If he had not been assassinated in 1979, Harvey Milk would have celebrated his 79th birthday today. I would like to imagine that Milk, who was America's first openly gay elected official and served as San Francisco supervisor, would have gone on to even greater things. His voice was terribly missed at the beginning of the AIDS crisis in the 80s. Milk would have made a great senator. 

Milk was on my mind last night during the MondoHomo kick-off at Eyedrum Gallery in Atlanta. There was a big crowd (150 or more), and I read all gay/political work. Last night was the anniversary of the White Night Riots in San Francisco, which happened after Milk's assassin, Dan White, was convicted of manslaughter and given the lightest sentence possible – five years. The California Supreme Court was supposed to make a ruling on Proposition 8 yesterday, but they've put it off until May 26, and I can only imagine that this was done as not to coincide with the anniversary of the riots and Milk's birthday.

New Hampshire has taken a step backwards in the gay marriage issue, with the House rejecting a revised bill demanded by the governor that would have excluded churches from having to perform gay marriage ceremonies.
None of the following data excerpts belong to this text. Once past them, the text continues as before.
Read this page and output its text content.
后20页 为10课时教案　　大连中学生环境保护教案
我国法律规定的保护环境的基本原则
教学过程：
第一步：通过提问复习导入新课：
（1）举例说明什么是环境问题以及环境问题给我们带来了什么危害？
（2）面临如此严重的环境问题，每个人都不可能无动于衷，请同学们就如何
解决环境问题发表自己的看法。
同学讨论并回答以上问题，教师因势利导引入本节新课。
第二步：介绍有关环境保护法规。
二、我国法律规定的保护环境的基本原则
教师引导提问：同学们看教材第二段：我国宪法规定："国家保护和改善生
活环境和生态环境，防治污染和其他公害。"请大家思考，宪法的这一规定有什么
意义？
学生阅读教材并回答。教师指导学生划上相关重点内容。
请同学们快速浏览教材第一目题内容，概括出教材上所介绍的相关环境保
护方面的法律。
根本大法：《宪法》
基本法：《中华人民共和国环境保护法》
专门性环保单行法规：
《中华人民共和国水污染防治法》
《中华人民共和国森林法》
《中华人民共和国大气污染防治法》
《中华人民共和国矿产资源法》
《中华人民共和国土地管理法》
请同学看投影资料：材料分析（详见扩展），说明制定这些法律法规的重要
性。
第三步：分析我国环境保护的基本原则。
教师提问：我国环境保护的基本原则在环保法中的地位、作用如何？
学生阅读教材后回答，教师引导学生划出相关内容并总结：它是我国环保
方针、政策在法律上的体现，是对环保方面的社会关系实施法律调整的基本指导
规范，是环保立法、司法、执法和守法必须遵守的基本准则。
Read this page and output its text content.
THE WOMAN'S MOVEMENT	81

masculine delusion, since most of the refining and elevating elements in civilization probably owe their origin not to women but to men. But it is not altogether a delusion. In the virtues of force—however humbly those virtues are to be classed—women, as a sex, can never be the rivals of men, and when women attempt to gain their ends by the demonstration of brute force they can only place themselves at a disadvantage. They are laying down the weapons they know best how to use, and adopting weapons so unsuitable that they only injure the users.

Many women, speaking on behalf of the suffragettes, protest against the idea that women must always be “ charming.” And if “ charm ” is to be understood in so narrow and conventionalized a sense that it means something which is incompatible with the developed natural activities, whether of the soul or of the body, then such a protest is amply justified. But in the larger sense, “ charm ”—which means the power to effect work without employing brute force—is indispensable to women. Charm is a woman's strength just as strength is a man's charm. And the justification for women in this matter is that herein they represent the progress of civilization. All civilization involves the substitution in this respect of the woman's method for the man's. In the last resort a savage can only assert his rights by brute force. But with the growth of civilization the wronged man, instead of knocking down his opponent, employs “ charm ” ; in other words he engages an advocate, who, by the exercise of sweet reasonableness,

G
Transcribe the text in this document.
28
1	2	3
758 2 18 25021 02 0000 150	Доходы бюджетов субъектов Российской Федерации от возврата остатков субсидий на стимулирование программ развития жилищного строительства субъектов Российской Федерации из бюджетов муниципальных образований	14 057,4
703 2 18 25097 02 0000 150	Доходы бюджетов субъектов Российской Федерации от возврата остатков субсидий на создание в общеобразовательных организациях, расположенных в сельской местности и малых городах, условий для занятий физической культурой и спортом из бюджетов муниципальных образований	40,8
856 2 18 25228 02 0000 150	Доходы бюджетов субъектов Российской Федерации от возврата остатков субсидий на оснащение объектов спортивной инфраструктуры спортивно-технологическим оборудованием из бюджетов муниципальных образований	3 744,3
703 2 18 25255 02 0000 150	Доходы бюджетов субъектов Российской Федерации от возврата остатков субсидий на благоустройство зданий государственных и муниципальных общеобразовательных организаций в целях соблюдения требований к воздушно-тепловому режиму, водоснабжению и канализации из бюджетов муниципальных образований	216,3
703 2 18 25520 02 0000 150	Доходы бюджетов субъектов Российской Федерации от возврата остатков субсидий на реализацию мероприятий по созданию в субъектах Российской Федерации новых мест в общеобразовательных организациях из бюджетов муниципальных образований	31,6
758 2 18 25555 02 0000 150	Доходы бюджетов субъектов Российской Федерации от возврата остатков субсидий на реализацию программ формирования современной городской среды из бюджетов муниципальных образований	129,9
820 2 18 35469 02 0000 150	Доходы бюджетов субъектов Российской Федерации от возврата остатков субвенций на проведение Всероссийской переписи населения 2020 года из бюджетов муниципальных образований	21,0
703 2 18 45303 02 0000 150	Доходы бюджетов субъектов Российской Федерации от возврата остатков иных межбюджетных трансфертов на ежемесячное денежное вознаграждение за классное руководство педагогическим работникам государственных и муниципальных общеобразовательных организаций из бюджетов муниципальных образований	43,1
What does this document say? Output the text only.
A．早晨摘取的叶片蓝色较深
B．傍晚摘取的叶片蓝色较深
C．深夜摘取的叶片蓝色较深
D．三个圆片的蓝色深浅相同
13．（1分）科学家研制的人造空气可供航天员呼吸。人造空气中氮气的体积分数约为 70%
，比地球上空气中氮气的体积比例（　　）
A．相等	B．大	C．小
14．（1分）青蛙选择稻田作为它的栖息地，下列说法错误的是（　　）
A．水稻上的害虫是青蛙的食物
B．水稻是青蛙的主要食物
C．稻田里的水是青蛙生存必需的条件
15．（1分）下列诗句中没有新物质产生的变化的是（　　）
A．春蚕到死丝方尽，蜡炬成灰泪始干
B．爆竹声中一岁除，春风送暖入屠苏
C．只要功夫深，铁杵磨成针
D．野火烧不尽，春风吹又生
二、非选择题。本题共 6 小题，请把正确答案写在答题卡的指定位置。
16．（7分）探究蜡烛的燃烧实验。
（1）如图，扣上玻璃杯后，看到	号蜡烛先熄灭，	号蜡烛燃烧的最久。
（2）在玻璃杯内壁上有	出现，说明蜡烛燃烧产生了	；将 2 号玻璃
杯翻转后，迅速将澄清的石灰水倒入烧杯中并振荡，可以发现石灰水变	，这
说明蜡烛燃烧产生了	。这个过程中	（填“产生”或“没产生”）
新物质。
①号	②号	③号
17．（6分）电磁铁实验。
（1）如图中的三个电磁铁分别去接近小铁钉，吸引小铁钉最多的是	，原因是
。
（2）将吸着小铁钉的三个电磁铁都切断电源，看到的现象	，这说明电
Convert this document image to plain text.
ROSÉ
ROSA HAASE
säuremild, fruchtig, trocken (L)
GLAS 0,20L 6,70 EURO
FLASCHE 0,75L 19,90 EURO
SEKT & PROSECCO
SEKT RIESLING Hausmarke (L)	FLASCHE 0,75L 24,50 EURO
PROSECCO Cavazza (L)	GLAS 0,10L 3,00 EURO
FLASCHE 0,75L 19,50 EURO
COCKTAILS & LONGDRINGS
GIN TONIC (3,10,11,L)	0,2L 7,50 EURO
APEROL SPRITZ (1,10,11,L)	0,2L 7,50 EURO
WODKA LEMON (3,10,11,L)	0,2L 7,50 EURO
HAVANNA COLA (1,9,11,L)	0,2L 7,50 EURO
A new vote is expected in June. Personally, I don't see anything wrong with excluding churches. Since organized religion is the main opponent of gay marriage, we should cut churches out of the movement completely. I think that would be a giant step forward in getting gay marriage approved nationwide. In the meantime, Illinois is posed to approved civil unions for the state next week.

Here in Georgia, the DeKalb School System refused to acknowledge bullying was the cause of 11-year-old Jaheem Herrera's suicide. An internal investigation said there was no evidence of bullying, and teachers signed statements saying they had never witnessed or heard anything. A gigantic pack of liars and bigots trying to cover their own asses. It sickens me. 

Comments

The NH bill already says church and other religious houses don't have to perform them. The Gov is just dragging his feet and trying to make religious statements etc etc
Collin Kelley said…
California Supreme Court has announced it will rule on Prop 8 next Tuesday. I've updated the post.
jessica handler said…
He would have been 79? Oh, to see Harvey Milk as an old man. Congrats on the big turnout at Eyedrum.
Collin Kelley said…
Yep, he was born in 1930. I'm sure he would still be a feisty activist.
christine said…
He looks like my grandfather did as a young man in this photo. Sensitive eyes.

I wish I could have heard your reading. The passion from the night comes through in your words here.
Lisa Allender said…
Hi Coll. Glad "eyedrum" was packed for your wonderful words!
And I agree completely on the "exclude churches". Vows can already be exchanged in various churches. And,I thought the WHOLE POINT is to achieve absolute, legal equality--which means recognition as EQUAL PARTNERS--not merely in a "Civil Union", but in a LEGALLY RECOGNIZED MARRIAGE, if an LGBTQ couple wants that!
Anonymous said…
Its wrong to wish it but if the Cali Supreme Court upholds Prop 8 I think a little Stonewall rioting is in order.

GAV
It's like when I was a little girl - way back before the resurgence of feminism in the sixties and seventies. I was distressed and offended when told girls "couldn't" play football (and a whole host of other such proscriptions). It wasn't that I wanted to play football (dreffully unsporty, actually) nor sit in a bar with a lot of sloshed blokes, and so on and so on - but I objected to the fact that it wasn't permitted simply on the grounds of gender.

Can't see the point of marriage myself. Yes I know I've done it three times, but it was always the men who were keen on the idea, I promise. And since I didn't mind either way, and was planning permanence....

Also, no-one was stopping me.

Beats me why anyone, gay or straight, is so hung up on a piece of paper - but if they're so keen to get married, that's their business and it damn well ought to be their free choice.